= Sing Out March On =

2017 song by Joshuah Campbell

Sing Out/March On is a song by Joshuah Campbell released in 2017. Both the musical style and the lyrics call back to the songs of the civil rights era. The song was notably performed during Harvard University's 2018 commencement ceremony in honor of commencement speaker John Lewis.

==Inspiration and first performance==
In November of 2015, Harvard students held widespread demonstrations and marches in support of the Black Lives Matter movement. During this time, Campbell first conceived and performed Sing Out/March On. He considers writing and performing this song his most personally gratifying experience at Harvard. At the time, he imagined the song would soon lose its relevance, but realized that as we continue to find ourselves with "more and more reasons to fight injustice and oppression its call to action still rings true".

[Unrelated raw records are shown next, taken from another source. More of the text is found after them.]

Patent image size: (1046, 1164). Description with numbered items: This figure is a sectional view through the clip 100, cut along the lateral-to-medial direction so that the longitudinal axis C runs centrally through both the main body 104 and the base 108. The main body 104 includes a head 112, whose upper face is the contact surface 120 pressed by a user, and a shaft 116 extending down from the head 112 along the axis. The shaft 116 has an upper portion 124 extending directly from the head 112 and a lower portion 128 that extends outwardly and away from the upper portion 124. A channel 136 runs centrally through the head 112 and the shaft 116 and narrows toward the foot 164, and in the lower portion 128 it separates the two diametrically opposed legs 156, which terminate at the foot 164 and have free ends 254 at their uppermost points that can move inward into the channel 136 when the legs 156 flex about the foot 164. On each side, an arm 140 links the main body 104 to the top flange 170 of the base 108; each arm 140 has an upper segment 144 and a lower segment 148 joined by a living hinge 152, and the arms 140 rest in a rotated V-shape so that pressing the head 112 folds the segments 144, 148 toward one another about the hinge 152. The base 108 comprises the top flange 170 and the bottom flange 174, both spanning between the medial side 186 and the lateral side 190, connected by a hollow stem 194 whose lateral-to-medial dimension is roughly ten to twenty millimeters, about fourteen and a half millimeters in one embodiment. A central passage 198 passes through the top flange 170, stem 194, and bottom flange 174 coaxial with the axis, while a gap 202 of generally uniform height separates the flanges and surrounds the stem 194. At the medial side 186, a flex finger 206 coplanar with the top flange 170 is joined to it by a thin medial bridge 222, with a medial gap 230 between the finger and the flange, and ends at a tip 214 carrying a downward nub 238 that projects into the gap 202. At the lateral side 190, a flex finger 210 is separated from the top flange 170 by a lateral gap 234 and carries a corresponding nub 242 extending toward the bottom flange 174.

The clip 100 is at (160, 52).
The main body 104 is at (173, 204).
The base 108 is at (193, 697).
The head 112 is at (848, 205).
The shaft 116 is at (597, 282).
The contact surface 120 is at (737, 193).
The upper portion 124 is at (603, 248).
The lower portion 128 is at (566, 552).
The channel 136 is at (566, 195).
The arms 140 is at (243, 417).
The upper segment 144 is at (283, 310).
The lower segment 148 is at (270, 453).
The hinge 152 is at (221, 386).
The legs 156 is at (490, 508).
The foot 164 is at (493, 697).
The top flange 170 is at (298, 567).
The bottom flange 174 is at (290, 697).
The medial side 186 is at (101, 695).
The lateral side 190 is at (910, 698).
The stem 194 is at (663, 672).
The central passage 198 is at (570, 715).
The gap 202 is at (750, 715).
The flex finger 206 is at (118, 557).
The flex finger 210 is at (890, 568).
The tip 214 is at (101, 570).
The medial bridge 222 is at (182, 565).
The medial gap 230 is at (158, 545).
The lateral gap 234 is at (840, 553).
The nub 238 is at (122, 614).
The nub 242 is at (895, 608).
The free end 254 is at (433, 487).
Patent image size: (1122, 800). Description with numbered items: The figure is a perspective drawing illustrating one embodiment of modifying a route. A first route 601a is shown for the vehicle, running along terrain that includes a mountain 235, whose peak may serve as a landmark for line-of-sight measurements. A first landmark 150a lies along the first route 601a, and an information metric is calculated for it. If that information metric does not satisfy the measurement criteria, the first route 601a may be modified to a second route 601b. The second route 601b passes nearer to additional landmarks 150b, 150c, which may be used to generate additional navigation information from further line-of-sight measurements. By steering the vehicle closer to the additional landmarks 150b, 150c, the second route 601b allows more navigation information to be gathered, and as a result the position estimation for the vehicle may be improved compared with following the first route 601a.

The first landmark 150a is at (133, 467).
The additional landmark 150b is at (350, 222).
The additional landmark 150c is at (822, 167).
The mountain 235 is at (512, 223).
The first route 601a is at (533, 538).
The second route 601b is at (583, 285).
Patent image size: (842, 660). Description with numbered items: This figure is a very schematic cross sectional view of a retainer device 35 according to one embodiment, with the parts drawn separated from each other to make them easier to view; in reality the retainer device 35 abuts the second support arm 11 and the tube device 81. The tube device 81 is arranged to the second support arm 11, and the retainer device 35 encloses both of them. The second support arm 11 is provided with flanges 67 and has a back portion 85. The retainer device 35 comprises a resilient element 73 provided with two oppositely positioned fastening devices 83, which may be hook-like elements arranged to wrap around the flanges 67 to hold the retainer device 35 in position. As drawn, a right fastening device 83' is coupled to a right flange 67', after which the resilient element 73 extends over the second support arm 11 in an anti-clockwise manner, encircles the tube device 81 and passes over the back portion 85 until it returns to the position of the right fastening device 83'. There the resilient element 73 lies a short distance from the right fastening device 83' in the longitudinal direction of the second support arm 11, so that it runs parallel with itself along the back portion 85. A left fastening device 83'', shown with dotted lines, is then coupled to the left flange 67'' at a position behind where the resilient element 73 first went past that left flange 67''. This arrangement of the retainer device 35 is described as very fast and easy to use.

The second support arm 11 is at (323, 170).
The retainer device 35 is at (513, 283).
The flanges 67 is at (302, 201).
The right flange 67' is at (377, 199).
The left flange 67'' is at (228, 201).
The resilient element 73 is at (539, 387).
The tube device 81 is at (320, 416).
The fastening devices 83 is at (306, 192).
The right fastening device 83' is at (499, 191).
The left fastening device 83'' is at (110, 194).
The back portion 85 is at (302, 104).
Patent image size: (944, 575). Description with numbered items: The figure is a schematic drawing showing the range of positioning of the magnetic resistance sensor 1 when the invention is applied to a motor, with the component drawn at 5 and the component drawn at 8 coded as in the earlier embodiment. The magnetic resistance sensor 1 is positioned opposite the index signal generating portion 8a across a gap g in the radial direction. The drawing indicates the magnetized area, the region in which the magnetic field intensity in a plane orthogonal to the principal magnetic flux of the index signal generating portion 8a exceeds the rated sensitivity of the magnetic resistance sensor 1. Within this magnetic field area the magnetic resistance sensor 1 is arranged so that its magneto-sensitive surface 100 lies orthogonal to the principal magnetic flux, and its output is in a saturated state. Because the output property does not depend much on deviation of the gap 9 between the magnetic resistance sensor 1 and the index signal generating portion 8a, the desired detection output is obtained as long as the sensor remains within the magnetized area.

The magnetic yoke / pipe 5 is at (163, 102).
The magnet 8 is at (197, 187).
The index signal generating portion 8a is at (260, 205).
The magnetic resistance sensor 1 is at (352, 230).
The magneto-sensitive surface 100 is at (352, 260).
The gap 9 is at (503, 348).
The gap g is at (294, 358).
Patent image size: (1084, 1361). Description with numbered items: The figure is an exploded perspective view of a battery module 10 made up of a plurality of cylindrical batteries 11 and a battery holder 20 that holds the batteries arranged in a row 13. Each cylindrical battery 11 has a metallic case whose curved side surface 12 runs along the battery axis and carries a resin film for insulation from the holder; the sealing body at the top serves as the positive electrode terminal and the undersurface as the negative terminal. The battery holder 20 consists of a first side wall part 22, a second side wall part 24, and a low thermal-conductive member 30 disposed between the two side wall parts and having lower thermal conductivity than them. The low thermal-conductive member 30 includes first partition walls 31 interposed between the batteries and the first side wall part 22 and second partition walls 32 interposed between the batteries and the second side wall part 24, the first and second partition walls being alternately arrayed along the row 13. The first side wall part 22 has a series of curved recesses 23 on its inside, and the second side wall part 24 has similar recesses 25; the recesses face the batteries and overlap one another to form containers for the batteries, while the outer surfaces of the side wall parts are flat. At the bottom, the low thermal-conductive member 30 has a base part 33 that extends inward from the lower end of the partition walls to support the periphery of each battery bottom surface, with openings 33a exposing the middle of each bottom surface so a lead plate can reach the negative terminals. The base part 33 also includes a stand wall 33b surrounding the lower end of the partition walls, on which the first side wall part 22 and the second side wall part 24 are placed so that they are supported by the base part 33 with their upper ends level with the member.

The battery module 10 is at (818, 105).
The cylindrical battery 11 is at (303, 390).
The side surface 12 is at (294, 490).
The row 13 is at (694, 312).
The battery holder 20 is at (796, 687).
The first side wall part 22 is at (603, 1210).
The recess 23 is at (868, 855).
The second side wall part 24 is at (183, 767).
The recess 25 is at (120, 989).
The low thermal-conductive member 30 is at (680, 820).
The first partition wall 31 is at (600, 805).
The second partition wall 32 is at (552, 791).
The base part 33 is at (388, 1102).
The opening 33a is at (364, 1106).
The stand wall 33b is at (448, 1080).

==Subsequent performances and recordings==
Campbell officially released a recording of the song on July 4, 2017, with himself as lead vocalist backed by a seven-piece band. All profits from the song went to benefit the Southern Poverty Law Center.

In May 2018 Joshuah Campbell backed by a small vocal ensemble performed an a cappella rendition of the song during Harvard's 2018 Commencement Ceremony as a tribute to John Lewis, who was the commencement speaker that year.

A similar small a cappella ensemble performed the piece with Campbell on CBS Sunday Morning in October of 2018.

On the evening of November 5, 2018, a chorus of over 600 singers performed the song at the Vietnam Veterans Memorial in Washington, DC as part of the Harmony Project's effort to get out the vote on the eve of the mid-term election.

In December 2018, the Dorothy Cotton Jubilee Singers performed the song as part of their Holiday Concert at Ithaca College's Ford Hall. The soloist was Maria Ellis-Jordan.

==Composer==
Joshuah Brian Campbell is a 2016 graduate of Harvard University originally from Cheraw, South Carolina. He was named one of the twelve "most impressive students at Harvard" by Business Insider in 2016.